Surround yourself with pretty little things. Eat a daily meal with a festive plate. Have a nice coffee in a beautiful cup. Pour cream in a milk jug. Pull out a tablecloth. Put on comfortable but nice homemade clothes. Cover the sofa with a bright velvet. Put a plate of fruit or a vase of flowers on the table. Bake a cake and fill the house with the scent of vanilla and chocolate. Spend the sunset with a glass of wine. And be sure to pay attention to these little things, mark them, imprint them in the mind.


10. The need to "keep a face"

Although women are very emotional, they often keep their feelings in check. They don't cry when they are sad, they don't express their frustration or irritation; they don't shout when they're all boiling inside. But once the dam bursts, all their pent-up emotions explode over a small matter. This affects the nervous system and can lead to psychosomatic illnesses.


What to do

Talk about your feelings and live out your emotions without locking them away inside. If you feel hurt, tell your abuser. If you are sad, cry and explain the reason. If you are angry, beat a pillow and blow off steam. 


You don't have to fight your emotions, you have to respect them. They are all important for something. An emotion that's lived through goes away in eight seconds. The one that is suppressed stays in the body for years.


Why Emotional Burnout needs to be dealt with

Emotional burnout is a dangerous phenomenon for a woman's health. It is better to prevent it than to recover later. Prevent it every day, paying special attention to the regime of the day: sleep, food, activity.

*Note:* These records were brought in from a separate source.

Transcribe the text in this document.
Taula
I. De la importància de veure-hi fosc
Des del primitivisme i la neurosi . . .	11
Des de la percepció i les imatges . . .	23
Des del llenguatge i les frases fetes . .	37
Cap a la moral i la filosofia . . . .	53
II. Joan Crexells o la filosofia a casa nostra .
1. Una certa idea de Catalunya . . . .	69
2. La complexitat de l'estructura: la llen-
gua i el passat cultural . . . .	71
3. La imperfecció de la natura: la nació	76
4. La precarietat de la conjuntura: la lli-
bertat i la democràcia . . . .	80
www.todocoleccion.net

If you notice symptoms of emotional burnout, do not expect it to go away by itself. This condition will only worsen. First of all, switch on the "energy-saving mode": cut the household chores to a minimum and rest more. If possible, take a day off from work tasks and relieve your head completely.


Don't be shy about asking for help. Tell your loved ones how you feel and explain what kind of support you need from them. 


Seek counselling from a psychologist. You can do this online. If you don't know where to find a psychologist - leave an application on one of the psychological support services. Many provide an initial consultation free. If you feel the situation is critical, you can make use of psychological helplines.

Don't delay dealing with the problem. When you have a toothache, you go to the dentist, don't you? Mental health is just as important as physical health. When a person is fit, he or she has enough strength and capacity to tackle every challenge and enjoy every day of his or her life.